Although the Bankruptcy Code is confusing and complex, the general idea is that bankruptcy provides a solution to individuals facing serious financial hardship for whatever reason by eliminating their debts and giving them a “fresh start.”

Generally, bankruptcy for an individual filer falls into one of two types: Chapter 7 or Chapter 13.

Chapter 7 bankruptcy essentially wipes out all of your qualifying debt.

You must agree to let the bankruptcy trustee liquidate (sell) some of your property to pay back the debt.

However, you will be able to keep some of your property that is protected as exempt from liquidation under your state’s bankruptcy laws.
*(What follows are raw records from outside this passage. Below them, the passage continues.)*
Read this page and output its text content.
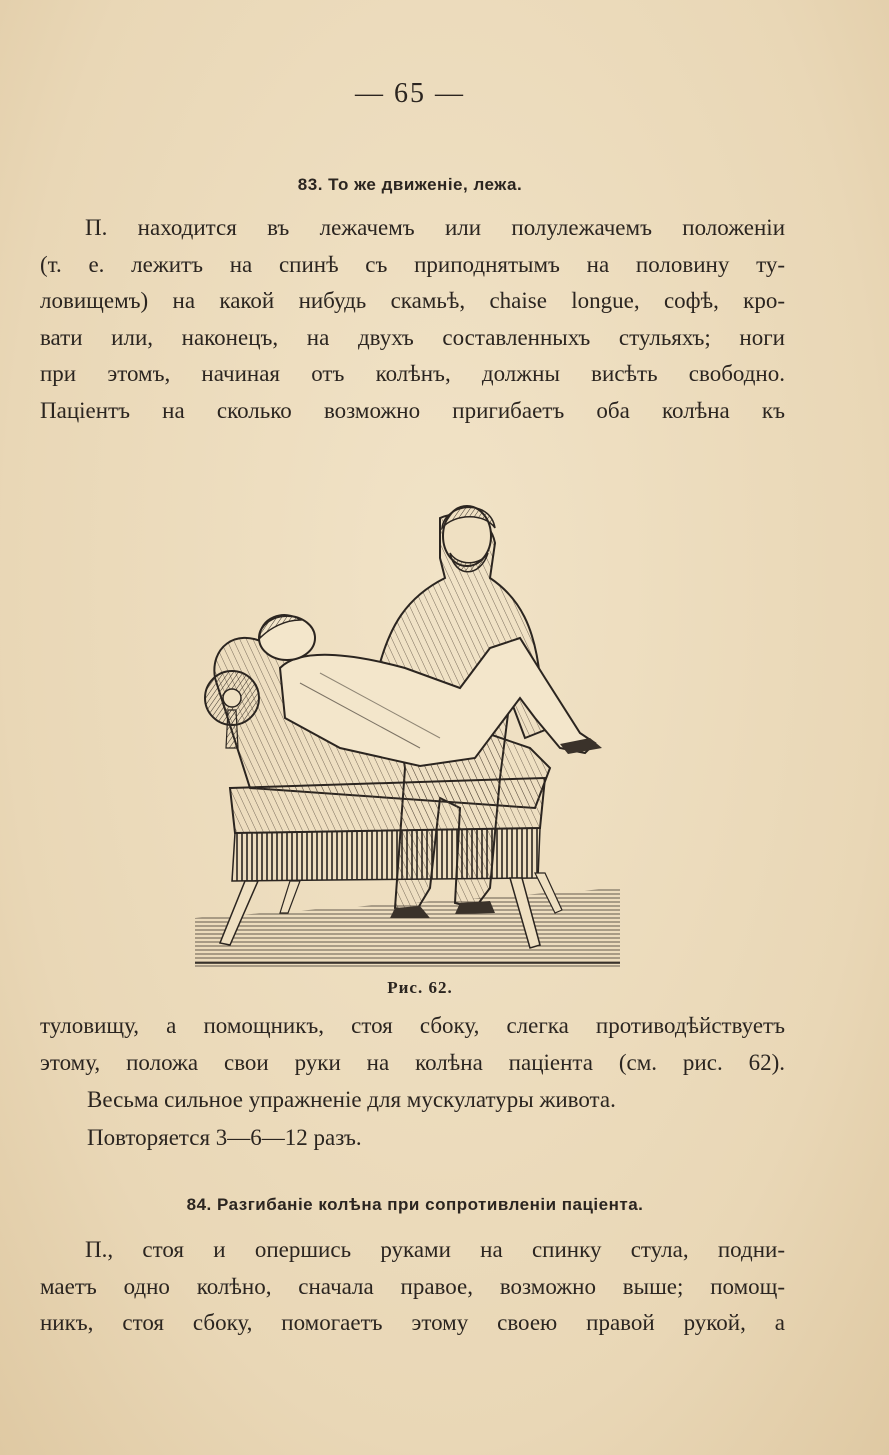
— 65 —
83. То же движеніе, лежа.
П. находится въ лежачемъ или полулежачемъ положеніи
(т. е. лежитъ на спинѣ съ приподнятымъ на половину ту-
ловищемъ) на какой нибудь скамьѣ, chaise longue, софѣ, кро-
вати или, наконецъ, на двухъ составленныхъ стульяхъ; ноги
при этомъ, начиная отъ колѣнъ, должны висѣть свободно.
Паціентъ на сколько возможно пригибаетъ оба колѣна къ
Рис. 62.
туловищу, а помощникъ, стоя сбоку, слегка противодѣйствуетъ
этому, положа свои руки на колѣна паціента (см. рис. 62).
Весьма сильное упражненіе для мускулатуры живота.
Повторяется 3—6—12 разъ.
84. Разгибаніе колѣна при сопротивленіи паціента.
П., стоя и опершись руками на спинку стула, подни-
маетъ одно колѣно, сначала правое, возможно выше; помощ-
никъ, стоя сбоку, помогаетъ этому своею правой рукой, а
Chapter 13 bankruptcy is typically for high-income earning individuals who need to file for bankruptcy as a solution to their financial problems.

While you are able to keep all of your property, you have to pay back your creditors (i.e., to whom you owe money) for the value of your non-exempt assets over a three-to-five year payment plan, as well as any additional discretionary income.

Can I Get Rid of My Student Loans in Bankruptcy?

Typically, you cannot wipe out your student loan debt through filing for bankruptcy.

There is, however, and exception to this general rule.

If you can prove to the bankruptcy court that repaying your student loans would cause an “undue hardship” to you, you may be able to discharge (get rid of) your student loans in bankruptcy.

Different courts use a different variation of the test they use to determine if you would face undue hardship if you’re forced to repay your entire loan.

Some courts will look at it as an all or nothing test, where you either get the entire loan discharged, or none of it discharged.

Other courts, however, have discharged only a portion of a debtor’s student loan debt to provide them some relief.

Regardless of the test used to determine undue hardship, one thing is certain: most courts are very reluctant to discharge a student loan.

The Brunner Test

Some courts use the Brunner test to determine undue hardship.

Your student loan can be discharged if you meet the following factors:

• Poverty: you cannot maintain a minimal standard of living for yourself and your dependents if you are forced to repay your student loan

• Persistence: your current financial system will continue for a significant part of your repayment period

• Good faith: you have made a good faith effort to repay your loan

The Totality of the Circumstances Test

Other courts that have considered whether to discharge student loan debt in bankruptcy have looked at all the relevant factors in your case (such as income, debt level, etc.) to determine if repaying your student loan would cause you undue hardship.

Again, most courts will not be willing to get rid of your student loans in bankruptcy, so it is best not to rely on this in any way when considering whether if you should file for bankruptcy.